Yalçın'a baktım. Okulun bahçesine yayılmış ve bizi fark etmekten epeyce uzak görünen öğrenci grupları arasında kendi arkadaşlarını arıyordu. Tuğba'ya bakmaya korkuyordum. Midemden yukarı, boğazıma doğru yükselen titreme konuşmama olanak vermeyecek gibiydi ve bu his tam anlamıyla korkunçtu.
"Elimi daha ne kadar sıkabileceğini merak ediyorum. Epey güçlüymüşsün."
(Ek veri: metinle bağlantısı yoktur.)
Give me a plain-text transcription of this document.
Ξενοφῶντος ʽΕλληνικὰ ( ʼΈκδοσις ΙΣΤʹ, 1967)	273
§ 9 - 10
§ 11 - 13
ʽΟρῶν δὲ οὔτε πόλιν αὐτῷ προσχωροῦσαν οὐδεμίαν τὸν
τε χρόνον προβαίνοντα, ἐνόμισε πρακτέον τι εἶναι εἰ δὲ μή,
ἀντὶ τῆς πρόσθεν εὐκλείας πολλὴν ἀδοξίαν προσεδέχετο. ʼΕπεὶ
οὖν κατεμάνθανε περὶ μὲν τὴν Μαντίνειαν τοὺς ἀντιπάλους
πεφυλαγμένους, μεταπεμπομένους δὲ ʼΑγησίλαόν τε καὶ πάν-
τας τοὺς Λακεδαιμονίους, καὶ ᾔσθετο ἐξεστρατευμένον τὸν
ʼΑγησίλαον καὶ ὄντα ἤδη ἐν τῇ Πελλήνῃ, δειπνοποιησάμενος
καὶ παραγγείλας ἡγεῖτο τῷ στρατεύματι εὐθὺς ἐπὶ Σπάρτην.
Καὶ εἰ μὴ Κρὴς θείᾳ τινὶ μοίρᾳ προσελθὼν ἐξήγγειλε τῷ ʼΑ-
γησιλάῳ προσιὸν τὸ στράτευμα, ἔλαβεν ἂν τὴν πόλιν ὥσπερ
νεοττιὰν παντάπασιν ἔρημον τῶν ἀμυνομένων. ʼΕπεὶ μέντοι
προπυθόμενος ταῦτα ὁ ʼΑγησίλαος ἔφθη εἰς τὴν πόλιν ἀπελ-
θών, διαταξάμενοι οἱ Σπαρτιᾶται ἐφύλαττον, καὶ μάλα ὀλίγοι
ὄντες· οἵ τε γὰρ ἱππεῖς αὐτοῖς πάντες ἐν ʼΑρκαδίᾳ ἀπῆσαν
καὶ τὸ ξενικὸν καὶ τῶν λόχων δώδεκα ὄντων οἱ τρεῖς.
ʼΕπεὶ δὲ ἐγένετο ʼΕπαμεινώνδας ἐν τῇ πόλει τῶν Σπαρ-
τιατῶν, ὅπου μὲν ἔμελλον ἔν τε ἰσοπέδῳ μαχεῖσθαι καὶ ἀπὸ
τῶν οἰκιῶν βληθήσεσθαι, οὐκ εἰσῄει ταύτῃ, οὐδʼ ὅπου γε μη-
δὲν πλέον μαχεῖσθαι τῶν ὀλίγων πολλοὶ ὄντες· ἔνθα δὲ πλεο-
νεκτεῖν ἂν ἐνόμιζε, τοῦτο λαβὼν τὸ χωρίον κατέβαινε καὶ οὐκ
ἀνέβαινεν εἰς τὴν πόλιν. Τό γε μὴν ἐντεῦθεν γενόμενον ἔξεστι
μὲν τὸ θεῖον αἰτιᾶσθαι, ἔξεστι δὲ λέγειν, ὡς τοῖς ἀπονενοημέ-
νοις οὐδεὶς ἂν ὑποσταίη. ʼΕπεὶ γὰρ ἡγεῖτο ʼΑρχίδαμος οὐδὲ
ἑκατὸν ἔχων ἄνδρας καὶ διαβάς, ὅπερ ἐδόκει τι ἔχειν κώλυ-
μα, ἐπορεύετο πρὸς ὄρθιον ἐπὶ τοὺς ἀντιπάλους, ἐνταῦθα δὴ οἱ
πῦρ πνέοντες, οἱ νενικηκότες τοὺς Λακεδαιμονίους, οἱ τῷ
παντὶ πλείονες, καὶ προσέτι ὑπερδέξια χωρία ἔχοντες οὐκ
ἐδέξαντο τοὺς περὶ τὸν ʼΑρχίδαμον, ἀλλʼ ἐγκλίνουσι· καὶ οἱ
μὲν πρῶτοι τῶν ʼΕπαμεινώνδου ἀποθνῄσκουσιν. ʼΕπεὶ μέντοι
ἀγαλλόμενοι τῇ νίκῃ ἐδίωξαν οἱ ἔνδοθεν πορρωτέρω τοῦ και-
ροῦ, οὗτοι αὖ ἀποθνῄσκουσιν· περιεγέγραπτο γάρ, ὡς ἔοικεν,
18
Yalçın gülerek konuşurken Tuğba arkasını dönüp okul binasına doğru yürümeye başladı. Peşi sıra giden kız arkadaşlarının yüzündeki şaşkınlığın bir kısmında açıkça görülebilecek nefret sadece bana ve Yalçın'a odaklıydı. Tırnak uçlarıma kadar titredim. Hayatım boyunca kimsenin benden nefret ettiğini sanmıyordum. Ne berbat bir his...
"Gerilmen yersiz İnci. Bir tartışma yaşayacağız, bundan başka yol yok. Ama bu tartışmayı benimle yalnızken yapmayı tercih edecektir."
Tuğba'yla Yalçın'ın yalnızken tartışacakları hayali kalbimi sıkıştırdı. Sonuçta yalnız kaldıkları bir anda Tuğba hamile kalmıştı, değil mi?!
"Yalnızken tartışmanızı istemiyorum. Eğer artık sevgiliysek," birbirine dolanmış parmaklarımıza baktım "bununla yalnız yüzleşmen gerekmiyor."
Yalçın elimi bırakıp kolunu boynuma doladı. Aramızdaki boy farkı yüzünden kendimi onun yanında çocuk gibi hissetmeme neden oldu bu. "Fazla mı anlayışlısın yoksa çok mu kıskanç?" diye sorarken Seda yanımıza geldi.
"Günaydın." deyip "İnci'nin kıskanç olduğunu sanmıyorum" diyerek Yalçın'ın bana sorduğu soruya cevap verdi.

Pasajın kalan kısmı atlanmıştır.